Note that at the point of v’s definition, we know that v’s type is uninhabited: there is no type T that is a subtype of Nothing and a supertype of Any. Normally, any attempt to use the path-dependent type v.T are subject to uninhabited type checks (i.e. a realizability check), but it is fine to pass it to a function. This gives us an approach to check for this unsoundness: at the point of passing an expression as an erased parameter, we perform a realizability check on that expression’s type. This is implemented in (“Ensure Erased Vals Pass CheckRealizable · Pull Request #16111 · Lampepfl/Dotty” n.d.).

There are two notable points about this implementation:

  • The realizability check itself is not a perfect check, but rather a pessimisstic check: types passing the check are guaranteed to be inhabited, but not vice versa.
  • We only perform checks if the function being called uses the path-dependent type in its parameters or result type. This seems to be enough to prevent the unsoundness bug, but it is future work to formally prove that this is a sufficient condition.

Future Work

Interaction with Capabilities

Right now, safer exceptions (“CanThrow Capabilities” n.d.) uses erased CanThrow[E] capabilities to control the types of exceptions allowed to be thrown. The CanThrow instances themselves are synthesized with the right-hand side scala.compiletime. erasedValue[T], which is a special alias to ???, the “undefined” value. Since the erased values are erased at compile-time, this does not cause a crash at runtime.

However, this also means that the programmer themself can summon their own instance of CanThrow with scala.compiletime.erasedValue[T], or another similar expression (such as an endless loop). This completely defeats the purpose of having CanThrow instances as capability tokens. We are in a hard position: we wish to prove that erased defintions are terminating, yet it is an impossible task.

One of the approach that is proposed is to limit the erased expressions themselves. After macro expansions and inlining, erased expressions should be either a constant, or a constructor call. Note that no function calls are allowed; however, we don’t attempt to check that constructors are terminating: it should be the programmer’s responsibility that capability tokens are successfully created, erased or not.

The realization of this approach, including the restriction implementation and a new approach to synthesized erased values, is early work in progress.

Formalization

A possible formalization of erased definitions and parameters, including a proof of semantics-preserving erasure, is highly desired for future work. With the restriction in 7.1, it might also be possible to prove that erased values are side-effect-free.

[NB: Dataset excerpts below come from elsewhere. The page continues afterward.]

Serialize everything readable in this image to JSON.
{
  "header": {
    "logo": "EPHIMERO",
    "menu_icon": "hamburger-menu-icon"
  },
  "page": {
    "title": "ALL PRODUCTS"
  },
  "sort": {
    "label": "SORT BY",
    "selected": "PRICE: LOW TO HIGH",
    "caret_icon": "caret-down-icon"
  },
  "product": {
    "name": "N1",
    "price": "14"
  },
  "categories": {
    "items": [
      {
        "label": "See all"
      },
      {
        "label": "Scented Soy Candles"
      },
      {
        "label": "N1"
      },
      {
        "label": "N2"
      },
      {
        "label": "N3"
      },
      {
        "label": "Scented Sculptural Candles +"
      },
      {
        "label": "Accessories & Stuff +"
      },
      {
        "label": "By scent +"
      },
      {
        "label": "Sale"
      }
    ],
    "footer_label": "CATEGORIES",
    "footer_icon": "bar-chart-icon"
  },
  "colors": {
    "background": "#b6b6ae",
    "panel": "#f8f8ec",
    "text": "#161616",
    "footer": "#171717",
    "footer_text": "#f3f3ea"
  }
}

Idris 2 has compile-time only parameters, as part of its quantitative type theory (Brady 2021). Its explicit annotation and checking for usage counts of the parameters within the function body help make compile-time erasure semantics of dependent type values obvious and easily understandable. It will be interesting to look into the underlying formalisms of quantitative type theory, to apply to our own future formalization.

Dafny has ghost defintions (“Dafny Documentation” n.d.), which are defined to be specification-only variables. Due to a strict distinction between pure and impure functions, pure functions can take both ghost and runtime values and return either; while impure functions are the same as Scala’s methods with erased parameters.